The media should have been on to this sooner – after all, it wasn't as if MPs expenses had never been under the microscope before. What made the 2009 scandal so dramatic was the way in which it broke. The Daily Telegraph pounced on the opportunity to buy and then pore over the contents of stolen computer discs from the House of Commons, weeks before they were due to be published online anyway. It was a significant leak, not without its own ethical problems (the Times had first refusal) – but breaking the story relied on indiscretion and misconduct in itself. There did not appear to be any particular political agenda behind the leak, with Tory grandees and old Labour stalwarts alike under the spotlight – marking an 'all-out' assault on MPs by the media.
Westminster just didn't know how to handle it. The marriage between politicians and the media had broken down irrevocably, on the grounds of unreasonable behaviour. The roles changed, and the relationship rebalanced.
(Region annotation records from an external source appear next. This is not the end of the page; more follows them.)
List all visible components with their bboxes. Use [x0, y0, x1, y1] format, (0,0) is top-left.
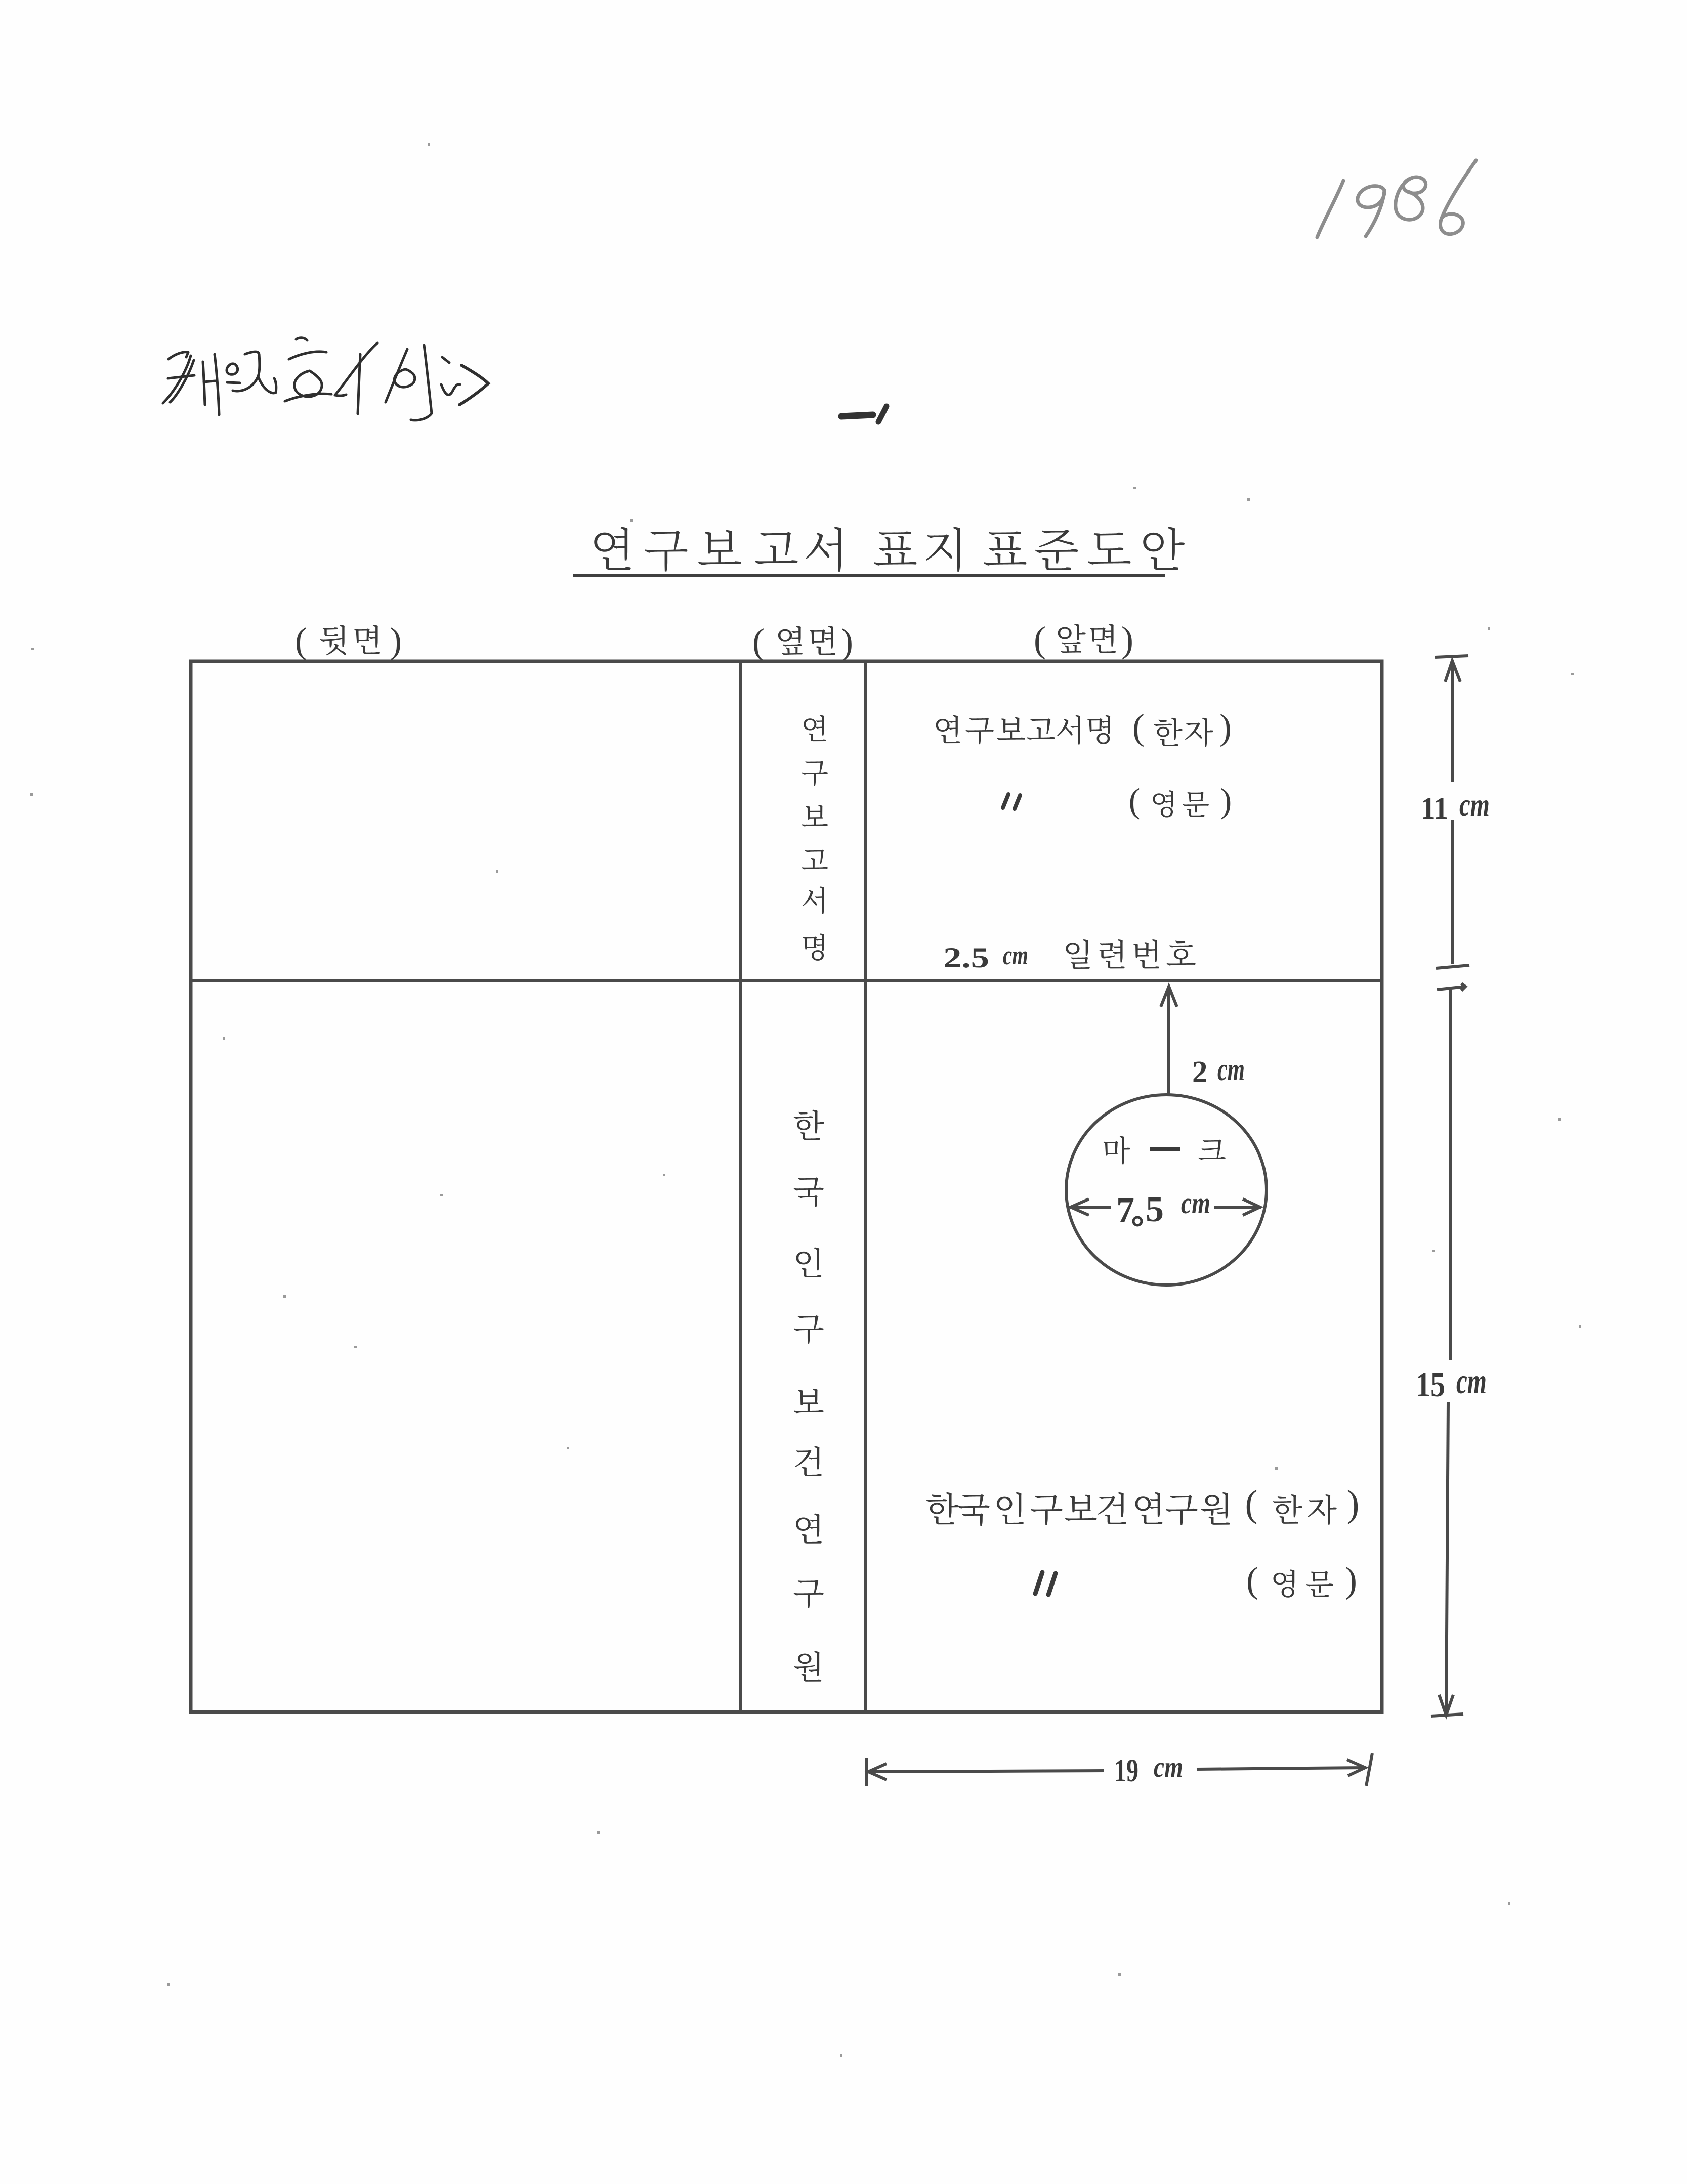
svg-text:): ): [1220, 781, 1232, 820]
svg-text:2.5: 2.5: [943, 942, 989, 974]
svg-text:): ): [1345, 1560, 1357, 1600]
svg-text:11: 11: [1421, 792, 1448, 826]
svg-text:2: 2: [1192, 1055, 1208, 1089]
svg-text:19: 19: [1114, 1752, 1138, 1789]
svg-text:(: (: [1034, 619, 1046, 660]
svg-text:cm: cm: [1003, 940, 1028, 970]
svg-text:5: 5: [1146, 1189, 1164, 1229]
svg-text:): ): [390, 620, 402, 661]
svg-text:cm: cm: [1456, 1361, 1487, 1401]
svg-text:15: 15: [1416, 1365, 1445, 1404]
svg-text:(: (: [1246, 1560, 1258, 1600]
svg-text:(: (: [1132, 707, 1145, 747]
svg-text:(: (: [1129, 781, 1141, 820]
svg-text:cm: cm: [1181, 1186, 1210, 1220]
svg-text:cm: cm: [1217, 1051, 1245, 1087]
svg-text:): ): [1219, 707, 1232, 747]
svg-text:(: (: [752, 621, 765, 662]
svg-text:): ): [841, 621, 853, 662]
svg-text:): ): [1121, 619, 1133, 660]
svg-text:(: (: [295, 620, 307, 661]
svg-text:(: (: [1245, 1483, 1258, 1525]
svg-text:cm: cm: [1154, 1750, 1183, 1783]
svg-text:7: 7: [1116, 1190, 1134, 1230]
svg-text:cm: cm: [1459, 787, 1490, 823]
svg-text:): ): [1347, 1483, 1360, 1525]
As Professor Ralph Negrine of Sheffield University put it:
“During the expenses scandal – a witch hunt – politicians could not find a way of dealing with broadcasters [who] became more accusatory and interpretive in their approach.
“MPs could not justify themselves – their problem was 'how can we explain ourselves?”
Although every party was affected in some way – proportionally less so for the LibDems - there was no coherent strategy as to how to deal with the accusations. Party headquarters would distance themselves from disgraced candidates – and brief against those who have been deemed beyond the pail – leaving angry, betrayed and bitter MPs to pick up the pieces, attempting to salvage what remained of their reputations.
A notorious casualty was the MP for Norwich North, Dr Ian Gibson, who when faced with being barred by Labour's star chamber in standing at the next General Election, resigned as an MP, triggering an immediate by-election and subsequent loss to the Tories. Dr Gibson had come clean over selling his London flat cut-price for the benefit of his daughter and her boyfriend. The so-called 'star chamber', deemed this unacceptable, Gibson's resignation was accepted, and an otherwise hard-working figure of integrity left public life.
In the end, it was the Labour party's judgement to make – as it was for the Tories' with Sir Peter 'Duck Island' Viggers and other deposed Members. But fundamentally, the media won this battle, and the aftermath of the MP's expenses scandal had an enormous impact on the makeup of the House of Commons at the 2010 General Election, with new, 'clean' candidates replacing their disgraced predecessors. As Negrine points out, “during the 1980s and 1990s – news management and spin worked. But it did not work during the expenses scandal. Before this, politicians had space and opportunity to make their case”.
Now, the dynamics of the relationship presumes politicians are in the wrong from the outset.